When skew gets beyond a certain threshold, the guest OS will think one of its processors have died.  If you’re lucky, the OS will mark the processor bad, and keep chugging along.  If you’re not lucky, and most of us who have dealt with the physical server world know that when an OS loses a CPU you will not be lucky and the OS will crash and burn.  There’s a reason that most every admin knows the meaning of a BSOD/PSOD or a kernel panic.  How the skew is managed has changed over ESX scheduler iterations, from Strict, to Relaxed, to “even more Relaxed”?
Strict Co-Scheduling
Strict co-scheduling was employed with ESX 2.x.  Under strict co-scheduling, the skew is cumulative per each vCPU of an SMP virtual machine, meaning the skew grows when a vCPU does not make progress relative to any other vCPU in the same vm.  If the skew becomes greater than a set threshold, the entire virtual machine stops processing.  This vm will co-stop and will not be scheduled again, or co-start, until there are enough physical CPUs available to schedule all of the vCPUs simultaneously.  This is an attempt to shrink the skew, and if nothing else, to not allow the skew to grow any larger.  This also ends up causing CPU fragmentation, when a 2 vCPU vm can not run because only 1 pCPU is idle and available to process, causing a scheduling delay until a second physical CPU is ready to go.

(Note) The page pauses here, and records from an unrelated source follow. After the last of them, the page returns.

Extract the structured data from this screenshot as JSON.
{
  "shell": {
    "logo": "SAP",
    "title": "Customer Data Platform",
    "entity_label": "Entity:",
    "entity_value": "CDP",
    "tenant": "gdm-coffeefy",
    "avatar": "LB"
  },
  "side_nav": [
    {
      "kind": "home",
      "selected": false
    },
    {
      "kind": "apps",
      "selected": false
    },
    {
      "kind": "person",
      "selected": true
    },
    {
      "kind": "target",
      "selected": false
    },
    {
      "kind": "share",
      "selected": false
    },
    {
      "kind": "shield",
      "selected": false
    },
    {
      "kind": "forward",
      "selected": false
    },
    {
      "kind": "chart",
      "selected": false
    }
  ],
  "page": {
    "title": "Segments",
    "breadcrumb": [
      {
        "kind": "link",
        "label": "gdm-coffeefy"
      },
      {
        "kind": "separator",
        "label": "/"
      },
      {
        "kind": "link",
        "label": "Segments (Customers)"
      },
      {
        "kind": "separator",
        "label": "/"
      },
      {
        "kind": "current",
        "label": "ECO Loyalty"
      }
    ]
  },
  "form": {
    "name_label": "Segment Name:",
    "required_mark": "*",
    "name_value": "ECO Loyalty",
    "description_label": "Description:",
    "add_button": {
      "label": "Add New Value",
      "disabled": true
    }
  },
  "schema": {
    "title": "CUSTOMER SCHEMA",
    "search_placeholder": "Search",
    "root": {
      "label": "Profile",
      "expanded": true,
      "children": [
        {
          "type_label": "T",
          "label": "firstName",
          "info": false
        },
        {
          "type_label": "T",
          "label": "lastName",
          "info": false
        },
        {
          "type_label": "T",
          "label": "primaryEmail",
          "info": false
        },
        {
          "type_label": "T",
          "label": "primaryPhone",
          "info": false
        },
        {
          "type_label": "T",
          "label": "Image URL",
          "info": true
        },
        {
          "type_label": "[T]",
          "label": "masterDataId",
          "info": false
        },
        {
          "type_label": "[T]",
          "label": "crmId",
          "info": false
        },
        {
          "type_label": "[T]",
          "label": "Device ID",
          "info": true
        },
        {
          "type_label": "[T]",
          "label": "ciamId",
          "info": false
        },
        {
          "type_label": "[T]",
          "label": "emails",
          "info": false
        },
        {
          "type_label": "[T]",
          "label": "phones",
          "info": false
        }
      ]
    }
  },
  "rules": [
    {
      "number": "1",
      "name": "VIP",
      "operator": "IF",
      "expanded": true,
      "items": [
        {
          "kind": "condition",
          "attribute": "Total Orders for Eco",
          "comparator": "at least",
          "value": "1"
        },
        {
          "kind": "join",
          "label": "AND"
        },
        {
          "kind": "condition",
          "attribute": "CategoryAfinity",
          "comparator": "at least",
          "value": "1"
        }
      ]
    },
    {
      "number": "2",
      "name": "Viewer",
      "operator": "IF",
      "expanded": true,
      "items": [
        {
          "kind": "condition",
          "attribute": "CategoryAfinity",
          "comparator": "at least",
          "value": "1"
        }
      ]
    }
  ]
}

This “co-stop penalty” is larger for larger SMP virtual machines, than for smaller, because a greater number of physical CPUs need to be ready to run.  So, a 2 vSMP virtual machine will be scheduled faster than a 4 vSMP virtual machine.  You can see how large this penalty is with esxtop.  The %CSTP counter under CPU represents the % of time the world spent ready to go, but co-descheduled or co-stopped.
Relaxed Co-Scheduling
Then along comes relaxed co-scheduling with ESX 3.x and made things quite a bit better.  Whereas previously, all vCPUs had to be scheduled together, under relaxed co-scheduling, once a skew threshold is reached, the virtual machine stops, but now only has to have enough pCPUs available to allow the vCPUs with high skew to co-start together.  So, in a 4 vCPU virtual machine, if only 2 vCPUs had enough skew, only those are required to co-start together, so only 2 pCPUs need to be available for those vCPU to make progress.  ESX will still make every attempt to co-start all of the vCPUs together, but it is no longer required to do so.  It will take what it can get.
ESX4 Even More Relaxed Co-Scheduling
ESX4 went even further and changed the skew detection to further reduce time spent de-scheduled or in co-stop.  Instead of a cumulative skew per each vCPU, skew is now measured for each vCPU as the difference in progress between each vCPU and the slowest vCPU.  The virtual machine in this case does not have to co-stop all vCPU, and the skewed vCPU co-started together.  Instead, if  any vCPU individually exceeds a threshold, that vCPU will alone be stopped until the other slow vCPUs have caught up.   Now the vCPU can be started by itself.  Again, ESX will attempt to co-schedule all vCPUs together, but it can now individually stop and start vCPUs as needed.
This gives ESX much more opportunities to schedule small and large SMP virtual machines than it could previously, and those virtual machines now perform much better than they had before.
Ultimately, remember that there is a penalty to using vSMP.  Not every application benefits from being given an additional processor to run on and it takes overhead on the part of ESX to track and manage that additional processor.  Balance that cost with the benefit to your application, and use vSMP sparingly.